The Negotiation & Leadership Conference was founded in 2008 by Andre Bisasor, the founding president of The Harvard Extension Service & Leadership Society (HESLS). Believing that negotiation capability is a key leadership skill, Andre formulated the event with a focus on both negotiation and leadership themes and had a record-breaking achievement with a turnout of over 240 people in the first year. Using his experience as a marketing management MBA, Andre (along with founding vice-president of HESLS, Natalie Anderson) also formulated the event as a multi-stage conference with event complexity and program innovation that included several distinguished speakers, multiple topics/panels and networking opportunities. There was also the branding of the event as one with first-class professional management, a creative marketing approach and solid execution.

The vision was to create an event that would:

  • Take an innovative and practical look at issues that are either under-studied or otherwise that are trends shaping the field of negotiations with discussions among leading scholars and practitioners from business, law, government and academia;
  • Foster an inter-university dimension that brings together those who are interested in negotiation, conflict resolution and leadership from Harvard University, and other Boston-area schools as well as the larger Cambridge and Boston community; and eventually the world
  • Develop a comprehensive vehicle that would break the ceiling of low turnout at events at Harvard’s (DCE) and stimulate interest at unprecedented levels.
  • Showcase Harvard DCE role as a leadership force within the Harvard community

In May of 2008, the new Negotiation & Leadership event broke all records in terms of any event in the entire history of Harvard DCE. The event received notable media attention at Harvard including coverage in the May 8 Issue of the Harvard University Gazette as well as in the June-July issue of the Harvard Extension Alumni Association e-newsletter, the Extension Chord.

In May of 2009, the event made history again with the over 300 students that attended the event, which was upgraded to a full-day conference and transformed into the “The Negotiation & Leadership Conference 2009″.

The program was developed to be more robust and expansive as we sought to further implement the vision.
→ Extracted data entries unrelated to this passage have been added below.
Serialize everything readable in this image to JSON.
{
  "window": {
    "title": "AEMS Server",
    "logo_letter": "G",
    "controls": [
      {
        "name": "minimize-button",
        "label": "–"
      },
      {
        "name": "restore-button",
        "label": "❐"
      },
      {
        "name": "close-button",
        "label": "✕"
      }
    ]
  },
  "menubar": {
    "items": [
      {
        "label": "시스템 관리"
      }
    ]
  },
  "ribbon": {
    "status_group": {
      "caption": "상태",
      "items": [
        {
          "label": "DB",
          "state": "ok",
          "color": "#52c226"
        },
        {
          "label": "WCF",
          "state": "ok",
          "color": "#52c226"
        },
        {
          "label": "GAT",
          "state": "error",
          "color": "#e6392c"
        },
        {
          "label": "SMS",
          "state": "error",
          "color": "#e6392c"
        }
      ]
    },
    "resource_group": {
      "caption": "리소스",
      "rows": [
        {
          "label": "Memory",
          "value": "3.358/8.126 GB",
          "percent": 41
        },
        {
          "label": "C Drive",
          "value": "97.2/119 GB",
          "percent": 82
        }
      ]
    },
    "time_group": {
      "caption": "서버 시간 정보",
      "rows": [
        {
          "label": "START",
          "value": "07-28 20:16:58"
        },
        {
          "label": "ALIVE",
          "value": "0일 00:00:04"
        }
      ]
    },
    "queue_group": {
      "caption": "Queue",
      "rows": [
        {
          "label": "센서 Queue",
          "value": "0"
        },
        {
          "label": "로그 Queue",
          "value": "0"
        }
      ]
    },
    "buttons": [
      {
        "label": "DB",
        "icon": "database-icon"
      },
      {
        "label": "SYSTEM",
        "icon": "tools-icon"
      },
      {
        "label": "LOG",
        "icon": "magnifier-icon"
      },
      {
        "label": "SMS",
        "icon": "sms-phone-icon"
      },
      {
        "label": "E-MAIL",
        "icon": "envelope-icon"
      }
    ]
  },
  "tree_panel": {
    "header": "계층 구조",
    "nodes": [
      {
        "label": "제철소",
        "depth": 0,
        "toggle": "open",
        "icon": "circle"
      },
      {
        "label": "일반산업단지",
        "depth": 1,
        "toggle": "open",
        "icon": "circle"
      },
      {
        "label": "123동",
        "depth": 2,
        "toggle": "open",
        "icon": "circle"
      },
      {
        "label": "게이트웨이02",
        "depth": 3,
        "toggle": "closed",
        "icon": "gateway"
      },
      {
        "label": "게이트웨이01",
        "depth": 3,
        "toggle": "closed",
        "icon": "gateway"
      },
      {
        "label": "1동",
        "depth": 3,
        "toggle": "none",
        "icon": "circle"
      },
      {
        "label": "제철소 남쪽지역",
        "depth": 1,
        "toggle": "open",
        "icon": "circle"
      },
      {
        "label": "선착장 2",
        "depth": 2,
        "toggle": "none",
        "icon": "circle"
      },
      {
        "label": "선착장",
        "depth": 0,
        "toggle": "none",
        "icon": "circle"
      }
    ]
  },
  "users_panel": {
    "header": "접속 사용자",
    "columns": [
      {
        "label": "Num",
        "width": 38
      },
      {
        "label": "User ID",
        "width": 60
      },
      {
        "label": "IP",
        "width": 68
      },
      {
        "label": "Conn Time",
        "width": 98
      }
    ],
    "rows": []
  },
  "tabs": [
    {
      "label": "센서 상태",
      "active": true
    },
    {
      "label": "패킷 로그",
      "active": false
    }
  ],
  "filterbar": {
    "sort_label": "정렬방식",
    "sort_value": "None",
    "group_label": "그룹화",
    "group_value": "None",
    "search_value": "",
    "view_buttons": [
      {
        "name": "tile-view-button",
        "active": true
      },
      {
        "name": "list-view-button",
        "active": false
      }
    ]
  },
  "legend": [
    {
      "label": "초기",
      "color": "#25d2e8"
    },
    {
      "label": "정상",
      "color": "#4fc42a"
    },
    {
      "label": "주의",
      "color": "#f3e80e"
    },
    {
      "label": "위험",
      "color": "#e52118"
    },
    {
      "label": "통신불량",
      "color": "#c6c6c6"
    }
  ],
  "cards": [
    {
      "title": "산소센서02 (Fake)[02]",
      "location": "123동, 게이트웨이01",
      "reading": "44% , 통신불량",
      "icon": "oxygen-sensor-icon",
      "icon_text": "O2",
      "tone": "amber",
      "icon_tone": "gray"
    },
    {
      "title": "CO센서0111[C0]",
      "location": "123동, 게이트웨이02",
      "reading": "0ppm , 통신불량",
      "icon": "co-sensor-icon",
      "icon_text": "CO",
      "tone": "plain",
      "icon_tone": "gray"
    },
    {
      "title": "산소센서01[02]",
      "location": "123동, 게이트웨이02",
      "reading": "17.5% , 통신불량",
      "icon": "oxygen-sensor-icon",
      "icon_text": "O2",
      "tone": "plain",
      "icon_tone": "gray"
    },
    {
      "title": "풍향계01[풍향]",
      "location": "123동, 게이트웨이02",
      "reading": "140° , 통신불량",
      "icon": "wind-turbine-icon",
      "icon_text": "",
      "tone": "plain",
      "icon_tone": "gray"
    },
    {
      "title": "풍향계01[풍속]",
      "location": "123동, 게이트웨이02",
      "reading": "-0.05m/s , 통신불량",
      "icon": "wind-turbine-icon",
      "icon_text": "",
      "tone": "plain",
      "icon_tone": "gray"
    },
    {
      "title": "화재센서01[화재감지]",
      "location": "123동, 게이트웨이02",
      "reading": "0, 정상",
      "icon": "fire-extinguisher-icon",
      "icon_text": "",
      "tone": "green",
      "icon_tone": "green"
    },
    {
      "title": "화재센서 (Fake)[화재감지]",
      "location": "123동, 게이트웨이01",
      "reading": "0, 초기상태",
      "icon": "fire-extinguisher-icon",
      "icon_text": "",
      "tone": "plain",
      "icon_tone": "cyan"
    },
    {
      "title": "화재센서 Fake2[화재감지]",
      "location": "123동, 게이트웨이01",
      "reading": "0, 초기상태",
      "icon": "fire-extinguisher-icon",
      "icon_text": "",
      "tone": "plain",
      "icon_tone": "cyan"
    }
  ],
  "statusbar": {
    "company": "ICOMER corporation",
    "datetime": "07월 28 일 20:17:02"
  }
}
In addition, that year the Harvard Association for Law and Business (HALB) at Harvard Law School and the Harvard Business School Caribbean Business Club (HBS CBC) joined in on this event as one that had inter-school support. Other noteworthy characteristics include:

  • It was the first university-wide student-run conference on negotiation at Harvard University
  • It involved the first inter-faculty, interschool effort between organizations at the Harvard DCE, Harvard Business School, and Harvard Law School, consistent with the vision of the Provost Office for a “one-university” model
  • It was also the first full-day, full-scale conference at the Harvard DCE

In May of 2010, the event implemented the first-ever live stream component that allowed distance students and alumni all over the world to participate. That year, the Harvard Law Negotiators at Harvard Law School, the Charles Hamilton Houston Institute for Race & Justice at Harvard Law School, and The Black Policy Conference at Harvard Kennedy School joined in on this event as one that has inter-school support. With 300 in attendance again that year, the event continued to be a major success and stand-bearer for excellence and leadership at Harvard DCE. The Negotiation & Leadership Conference presently is one of the most anticipated events, attracting significant interest among students, faculty and professionals alike. On Sunday June 20, 2010, Urban Update (WHDH NBC Channel 7) featured the Negotiation & Leadership Conference with a 15-minute round-table interview with 3 of the invited conference speakers and conference chair, Andre Bisasor. This is the first time in Harvard DCE history that suvh an event has been featured on a mainstream TV news show (Urban Update follows Meet The Press on Sundays on NBC Boston).